Senin, 31 Mei 2010

KENANGAN DAN HARAPAN


Malam kian larut, kutatap panah yang menancap didinding kantor, ia berputar melewati angka-angka, berlalu dan terus berlaru, pikiranku ikut berputar mengikuti putaran anak panah itu, namun... haluannya saja yang berbeda, pikiranku berputar ke belakang, mengingat... detik-detik sebelum arwah Guru Taluladan terbaik yang pernah aku kenal (My mather), pergi tuk selamanya, sekitar 2 tahun silam.
Saat itu aku duduk disampingnya, menatap wajahnya yang perlahan-lahan susah tuk di kenali, karena penyakit kanker usus yang ia derita semakin parah dan telah memasuki stadium empat, entah... apa yang kupikirkan, ku berdoa agar Allah secepatnya membawanya ke taman Syurga, agar ia tak lagi merasakan penderitaan. Akhirnya doaku pun terkabul.
“Nak, tolong ambilkan saya kertas dan pulpen”, suaranya terdengar semakin sayu, sementara matanya memandangiku tajam, seakan ada pesan penting yang ingin ia sampaikan
Tanpa berpikir panjang kuambil tas kuliahku, di dalamnya terdapat binder yang tak pernah aku tinggalkan kalau aku keluar dari kampus atau sedang di kampus.
Kusodorkan buku itu padanya, tetapi mataku tak ingin melepaskannya, hari itu jika saja kita sebagai manusia diperbolehkan tuk berandai, maka aku ingin nyawaku di tukar dengan nyawanya, ia memang sosok yang bijaksana, setiap kata yang terucap dari bibirnya adalah pesan kebenaran buatku.
Telah selesai ia menuliskan pesan itu, lagi-lagi matanya mengeluarkan butiran-butiran mutiara, hingga pipinya basah, di selah-selah kesedihannya, ia tetap saja mencoba melemparkan senyuman kepada kami semua.
“Ada apa nak?” seorang pejuang datang bertanya yang tak lain adalah ayahku
“Ini, beliau punya pesan” sambil kusodorkan kertas itu kehadapannya.
“pesanku yang terakhir : Aku ingin keluar melihat orang banyak, ajalku sudah ada di rumah, kalau saya tidak sampai di rumah, sampaikan salamku sama aji”

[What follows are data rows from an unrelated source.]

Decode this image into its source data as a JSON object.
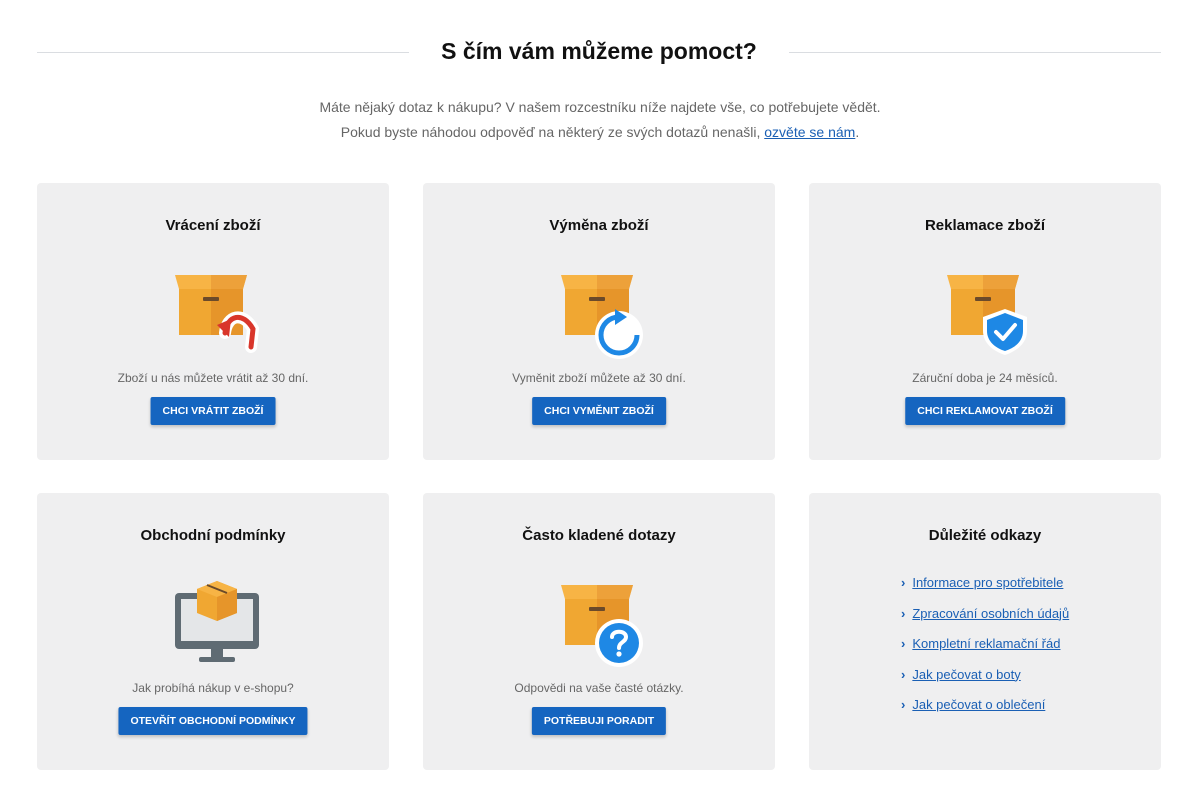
{
  "header": {
    "title": "S čím vám můžeme pomoct?"
  },
  "intro": {
    "line1": "Máte nějaký dotaz k nákupu? V našem rozcestníku níže najdete vše, co potřebujete vědět.",
    "line2_prefix": "Pokud byste náhodou odpověď na některý ze svých dotazů nenašli,",
    "line2_link": "ozvěte se nám",
    "line2_suffix": "."
  },
  "cards": [
    {
      "title": "Vrácení zboží",
      "text": "Zboží u nás můžete vrátit až 30 dní.",
      "button": "Chci vrátit zboží",
      "icon": "box-return-icon"
    },
    {
      "title": "Výměna zboží",
      "text": "Vyměnit zboží můžete až 30 dní.",
      "button": "Chci vyměnit zboží",
      "icon": "box-exchange-icon"
    },
    {
      "title": "Reklamace zboží",
      "text": "Záruční doba je 24 měsíců.",
      "button": "Chci reklamovat zboží",
      "icon": "box-shield-icon"
    },
    {
      "title": "Obchodní podmínky",
      "text": "Jak probíhá nákup v e-shopu?",
      "button": "Otevřít obchodní podmínky",
      "icon": "monitor-box-icon"
    },
    {
      "title": "Často kladené dotazy",
      "text": "Odpovědi na vaše časté otázky.",
      "button": "Potřebuji poradit",
      "icon": "box-question-icon"
    }
  ],
  "links_card": {
    "title": "Důležité odkazy",
    "items": [
      "Informace pro spotřebitele",
      "Zpracování osobních údajů",
      "Kompletní reklamační řád",
      "Jak pečovat o boty",
      "Jak pečovat o oblečení"
    ]
  },
  "colors": {
    "button": "#1565c0",
    "link": "#1a5fb4",
    "card_bg": "#efeff0",
    "box_orange": "#f5a623",
    "return_arrow": "#d9362b",
    "blue_badge": "#1e88e5"
  }
}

Hanya itu pesannya yang terakhir sebelum ia pergi bertamasya ke taman syurga, setelah sekian lama ia hanya bisa menciu aroma obat-obatan serta teman-teman yang juga terbaring di RS itu.
Dokter pun datang dengan kalang kabut, mencoba menyuntikkan cairan ketubuhnya, dan ternyata cairan itu malah keluar melewati bekas-bekas suntikan sebelumnya, aku tak lagi bisa berbuat apa-apa, aku hanya bisa memberikannya senyuman terakhir, serta penghormatan dengan mencium tangan, pipi dan kakinya, agar ia kelak mengingat anaknya ini, inilah yang Allah kehendaki.
Malam semakin larut, sekarang anak panah tertancap di angka 2, kembali ku mencari jati diri yang tak tahu kemana, jati diripun kutemukan, namun aku belum tahu jati diri ini harus kubawa kemana?, belum juga tuntas ku melabuhkan kapal jati diriku, ku teringat lagi akan Singa yang mengajariku juga tuk menjadi singa, tadi sekitar jam 19.00, aku singgah menjenguknya di rumah sepupuku, terlihat singa itu terkapar, ia hanya memanggil namaku dan menyuruhku tuk mengurut punggungnya, kulakukan semua apa yang ia inginkan, karena meski semuanya tlah kulakukan, tetap saja pengorbannannya tuk menjadikanku singa takkan bisa terbayarkan.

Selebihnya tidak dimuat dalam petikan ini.